Glossary | W

The Sedona Conference® Glossary, 3rd Edition, Copyright © 2010, Reprinted with permission.

WAV: File extension name for Windows sound files. One minute of .WAV audio can use as much as 5

Megabytes of storage space.

Webmail: See Email (Electronic Mail).

Web Site: A collection of Uniform Resource Indicators (URIs), including Uniform Resource Locators (URLs), in the control of one administrative entity. May include different types of URIs (e.g., FTP, telnet, or Internet sites). See URI and URL.

WiFi (Wireless Fidelity): Wireless networking technology using a quickly evolving range of networking standards.

Wiki: A collaborative Web site that allows visitors to add, remove, and edit content.

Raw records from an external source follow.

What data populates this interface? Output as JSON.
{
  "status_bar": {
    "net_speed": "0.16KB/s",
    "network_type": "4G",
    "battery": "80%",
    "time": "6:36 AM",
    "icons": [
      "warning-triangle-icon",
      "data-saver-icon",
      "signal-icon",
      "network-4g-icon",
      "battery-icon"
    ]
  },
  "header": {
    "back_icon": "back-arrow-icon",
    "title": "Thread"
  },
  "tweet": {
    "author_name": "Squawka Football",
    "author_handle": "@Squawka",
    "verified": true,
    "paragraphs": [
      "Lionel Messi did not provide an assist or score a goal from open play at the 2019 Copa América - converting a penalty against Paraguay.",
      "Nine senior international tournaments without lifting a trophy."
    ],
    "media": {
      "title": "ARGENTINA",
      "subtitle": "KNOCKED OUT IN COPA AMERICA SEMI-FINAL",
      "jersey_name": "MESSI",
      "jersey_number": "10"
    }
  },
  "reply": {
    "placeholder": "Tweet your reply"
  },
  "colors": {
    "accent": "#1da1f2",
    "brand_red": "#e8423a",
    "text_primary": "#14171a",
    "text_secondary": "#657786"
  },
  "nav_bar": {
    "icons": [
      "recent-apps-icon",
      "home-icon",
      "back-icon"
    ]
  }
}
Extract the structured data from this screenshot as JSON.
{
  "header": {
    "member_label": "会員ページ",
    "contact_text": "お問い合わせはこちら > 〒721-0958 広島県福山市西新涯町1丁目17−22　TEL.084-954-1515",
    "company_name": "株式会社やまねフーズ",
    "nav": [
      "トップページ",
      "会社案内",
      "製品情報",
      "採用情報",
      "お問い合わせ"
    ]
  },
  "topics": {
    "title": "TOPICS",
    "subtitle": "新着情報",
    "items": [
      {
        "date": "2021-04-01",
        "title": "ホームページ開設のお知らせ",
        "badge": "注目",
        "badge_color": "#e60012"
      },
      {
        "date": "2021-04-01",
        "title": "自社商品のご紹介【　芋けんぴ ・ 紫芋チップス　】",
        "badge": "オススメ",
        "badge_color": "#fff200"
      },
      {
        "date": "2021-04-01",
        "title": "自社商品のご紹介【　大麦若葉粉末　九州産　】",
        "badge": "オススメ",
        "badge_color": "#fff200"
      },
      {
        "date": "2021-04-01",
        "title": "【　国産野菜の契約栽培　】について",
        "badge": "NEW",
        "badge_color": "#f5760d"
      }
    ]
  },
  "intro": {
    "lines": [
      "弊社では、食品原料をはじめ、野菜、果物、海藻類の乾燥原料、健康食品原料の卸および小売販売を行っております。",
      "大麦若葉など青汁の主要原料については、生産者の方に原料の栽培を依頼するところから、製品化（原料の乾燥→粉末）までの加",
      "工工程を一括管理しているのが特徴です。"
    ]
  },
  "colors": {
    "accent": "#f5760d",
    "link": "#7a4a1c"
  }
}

Wildcard Operator: A character used in text-based searching that assumes the value of any alphanumeric character or characters. Used to expand search terms and enable the retrieval of a wider range of hits.

Windows-1252: Also called ANSI, Western European, and CP1252 (Microsoft® code page 1252). A character encoding of the Latin alphabet used for most Western European languages. Windows-1252 is a superset of the ASCII and ISO 8859-1 standard character encodings. The characters that are included in Windows-1252 but that are not included in ISO 8859-1 are often the source of character interpretation and display problems in text on the Web and in electronic mail. Similar problems sometimes occur when text in the Windows-1252 encoding is converted to the UTF-8 encoding form of Unicode because UTF-8 is not wholly backward compatible with Windows-1252. The name ANSI is a misnomer resulting from historical happenstance, but it is not incorrect to use it in contexts where its meaning is readily understood. See ASCII and ISO 8859-1.

Wireless Router: A hardware device that opens access to an Internet connection or network to a secured or unsecured connection via a receiver on a computer or other piece of hardware such as a printer permitting wireless transmission. See WiFi.

Workflow: The automation of a business process, in whole or part, during which ESI or tasks are passed from one participant to another for action according to a set of procedural rules.

Workflow, Ad Hoc: A simple manual process by which documents can be moved around a multi-user review system on an “as-needed” basis.

Workflow, Rule-Based: A programmed series of automated steps that route documents to various users on a multi-user review system.

Workgroup: A group of computer users connected to share individual talents and resources as well as computer hardware and software – often to accomplish a team goal.

Worm: A self-replicating computer program, sending copies of itself, possibly without any user intervention. See Malware.

WORM Disks (Write Once Read Many Disks): A popular archival storage media during the 1980s. Acknowledged as the first optical disks, they are primarily used to store archives of data that cannot be altered. WORM disks are created by standalone PCs and cannot be used on the network, unlike CD-ROM disks.

WWW (World Wide Web): A massive collection of hypertext documents accessed via the Internet using a browser. The documents, also known as Web Pages, can contain formatted text, audio and video files, and programs.

WYSIWYG (What You See Is What You Get): Display and software technology that shows on the computer screen exactly what will print.